Selgrath, again, reiterated the importance of two weeks of rest compared with the Eagles having to play this upcoming weekend. 

"I think the idea there is going to be two more weeks of healing, trying to get him in a comfortable place when it comes to that game," Selgrath said about a divisional round return. "It's sort of torn already and you're going to need surgery, so I think you're less concerned about irreparable damage because I think you're already going towards surgery. You don't have to be as concerned about that because you're already down that path."

If the Eagles didn't clinch that bye against the Giants, their postseason path and a potential return to the Super Bowl would've gotten a whole lot harder. This extra week of recovery is crucial. Hurts might not be closer to his true healthy self if he was playing this Saturday or Sunday. That would be even more troubling for Johnson, who hasn't even back on the field yet. 

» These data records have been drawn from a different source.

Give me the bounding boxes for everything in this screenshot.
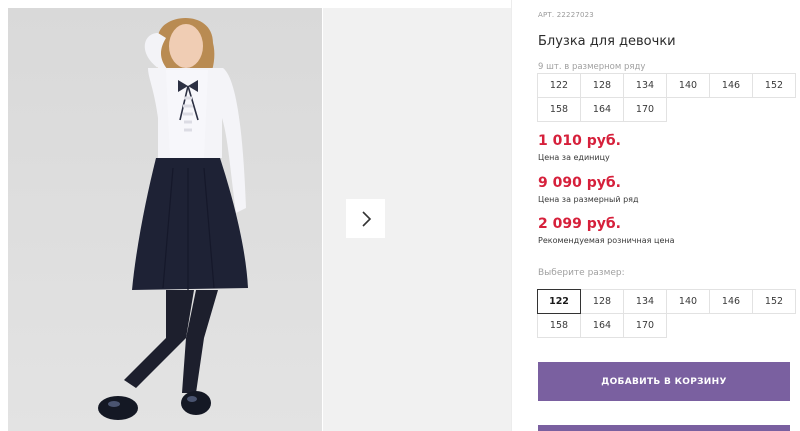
size-option[interactable]: 128	[580, 289, 624, 314]
product-sku: АРТ. 22227023	[538, 11, 594, 19]
size-option[interactable]: 152	[752, 289, 796, 314]
size-option-selected[interactable]: 122	[537, 289, 581, 314]
unit-price: 1 010 руб.	[538, 133, 621, 149]
size-row-cell: 122	[537, 73, 581, 98]
size-row-cell: 152	[752, 73, 796, 98]
product-info: АРТ. 22227023 Блузка для девочки 9 шт. в…	[537, 0, 796, 431]
size-option[interactable]: 164	[580, 313, 624, 338]
gallery-next-button[interactable]	[346, 199, 385, 238]
girl-in-uniform-image	[8, 8, 322, 431]
size-option[interactable]: 146	[709, 289, 753, 314]
size-row-cell: 128	[580, 73, 624, 98]
size-option[interactable]: 140	[666, 289, 710, 314]
size-option[interactable]: 158	[537, 313, 581, 338]
size-row-cell: 164	[580, 97, 624, 122]
add-to-cart-button[interactable]: ДОБАВИТЬ В КОРЗИНУ	[538, 362, 790, 401]
size-row-cell: 134	[623, 73, 667, 98]
size-row-table: 122 128 134 140 146 152 158 164 170	[537, 73, 796, 122]
secondary-action-button[interactable]	[538, 425, 790, 431]
size-row-cell: 170	[623, 97, 667, 122]
size-option[interactable]: 134	[623, 289, 667, 314]
size-option[interactable]: 170	[623, 313, 667, 338]
size-row-price: 9 090 руб.	[538, 175, 621, 191]
size-row-cell: 158	[537, 97, 581, 122]
size-row-cell: 146	[709, 73, 753, 98]
unit-price-caption: Цена за единицу	[538, 153, 610, 162]
size-row-price-caption: Цена за размерный ряд	[538, 195, 639, 204]
product-gallery	[0, 0, 512, 431]
choose-size-label: Выберите размер:	[538, 268, 625, 278]
size-selector: 122 128 134 140 146 152 158 164 170	[537, 289, 796, 338]
size-row-cell: 140	[666, 73, 710, 98]
size-row-caption: 9 шт. в размерном ряду	[538, 62, 646, 72]
product-photo[interactable]	[8, 8, 322, 431]
chevron-right-icon	[361, 210, 371, 227]
gallery-divider	[511, 0, 512, 431]
retail-price: 2 099 руб.	[538, 216, 621, 232]
retail-price-caption: Рекомендуемая розничная цена	[538, 236, 675, 245]
product-title: Блузка для девочки	[538, 34, 676, 49]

"I think halftime will be a little rough for both of them," Selgrath said about what can be expected when both Hurts and Johnson return to action in the postseason. "You come in, you're taking off 20, 25 minutes of the game and get stiff. Look for the second half to be a little more achy and painful because some of the meds wear off as well. That's not the greatest layoff for those guys when it comes to having that opportunity. Things get tight and all of a sudden can get more sore. I think they'll both be able to play through the injuries. 

"Two more weeks can tell a lot. You'd be surprised. 7-10 days from now, they might be in a great place."

The views and opinions expressed in this article are those of the author and guest authors and do not reflect any official policy or position of any NFL team or a team's athletic physicians.